Nell'intensa prova dell'attrice Mouna Hawa, nella strenua lotta del suo personaggio all'interno della propria famiglia per questioni legate ai soldi, è facile vedere un legame tra Inshallah A Boy e Leila e i suoi fratelli, recente film iraniano. Così anche la pellicola giordana, passata al Festival di Cannes 2023, è un dramma serratissimo, in cui il preciso contesto socio-culturale fa da sfondo alle vicende private dei protagonisti, e non viceversa. Dopo l'improvvisa morte del marito, Nawal (Hawa) si ritrova a dover gestire la piccola figlia Nora e gli ingenti debiti lasciati dall'uomo. A farle pressione è soprattutto il cognato Rifqi (Hitham Omari), desideroso di ottenere la casa e la custodia della bambina. Senza un contratto sottoscritto, tutti i beni diventano infatti proprietà del parente maschio più prossimo: l'unica soluzione per la donna sarebbe far nascere un figlio maschio, e così lei decide di dichiarare una falsa gravidanza.

L'esordio alla regia di Amjad Al Rasheed è veramente notevole. Inshallah A Boy racconta la presa di coscienza di una donna e la sua capacità di resilienza nella società patriarcale araba, che non le lascia vita facile. In quanto vedova non dovrebbe uscire di casa per dieci mesi, ma come può attenersi a questa imposizione se deve comunque continuare a lavorare per sopravvivere? Come può trovare spazio di manovra con figure maschili e le stesse istituzioni che le stringono il cappio al collo? Di fronte a questo quadro, Nawal non si dà per sconfitta e trova supporto in Lauren, nipote della signora a cui fa da badante, che decide di non accettare una gravidanza indesiderata e un marito traditore. Il discorso si allarga ed emergono questioni molto forti. Eppure il film, non tralasciando la componente narrativa, non si limita ad essere operazione a tesi o di denuncia.

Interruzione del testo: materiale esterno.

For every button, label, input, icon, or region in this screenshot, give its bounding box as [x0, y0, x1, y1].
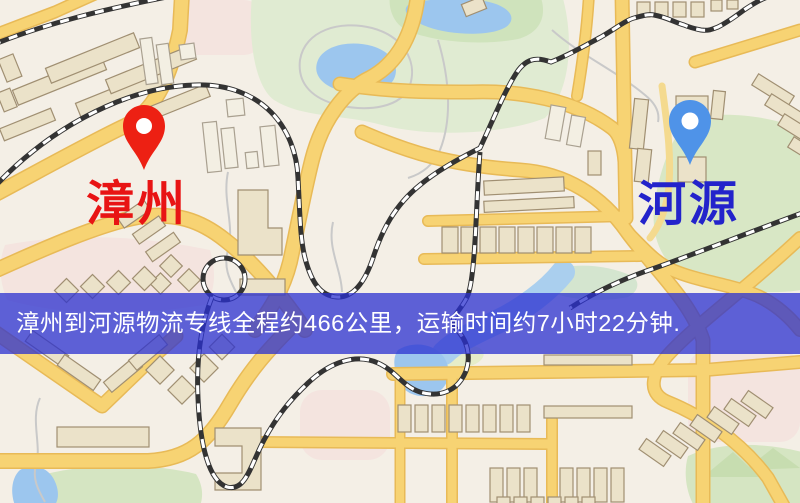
map-canvas: 漳州 河源 漳州到河源物流专线全程约466公里，运输时间约7小时22分钟.	[0, 0, 800, 503]
destination-label: 河源	[638, 178, 740, 231]
pin-hole	[136, 118, 152, 134]
route-info-banner: 漳州到河源物流专线全程约466公里，运输时间约7小时22分钟.	[0, 293, 800, 354]
map-screenshot: 漳州 河源 漳州到河源物流专线全程约466公里，运输时间约7小时22分钟.	[0, 0, 800, 503]
origin-label: 漳州	[86, 178, 188, 231]
route-info-text: 漳州到河源物流专线全程约466公里，运输时间约7小时22分钟.	[16, 310, 680, 336]
pin-hole	[682, 113, 699, 130]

Nume tutelare del regista è infatti anche il Cristian Mungiu di 4 mesi, 3 settimane, 2 giorni: una critica forte al suo Paese che passa una struttura da asfissiante thriller. Anche Inshallah A Boy costruisce un intreccio complesso, pieno di piccoli colpi di scena e rivelazioni a sorpresa (fino a quella finale) che facilitano l'immedesimazione dello spettatore e tengono alto il ritmo. Notevole inoltre il lavoro di messa in scena: la macchina da presa segue i personaggi nella loro quotidianità, spesso vicino ai loro volti; altre volte li mostra a distanza dal ciglio della porta o inserendo un elemento di disturbo nell'inquadratura. Modi di veicolare il senso di angoscia e oppressione non tramite educativi e artificiosi dialoghi, ma tramite il linguaggio proprio del Cinema. Scelte perfette per far passare con naturalezza e efficacia il "messaggio" che il film intende lasciare.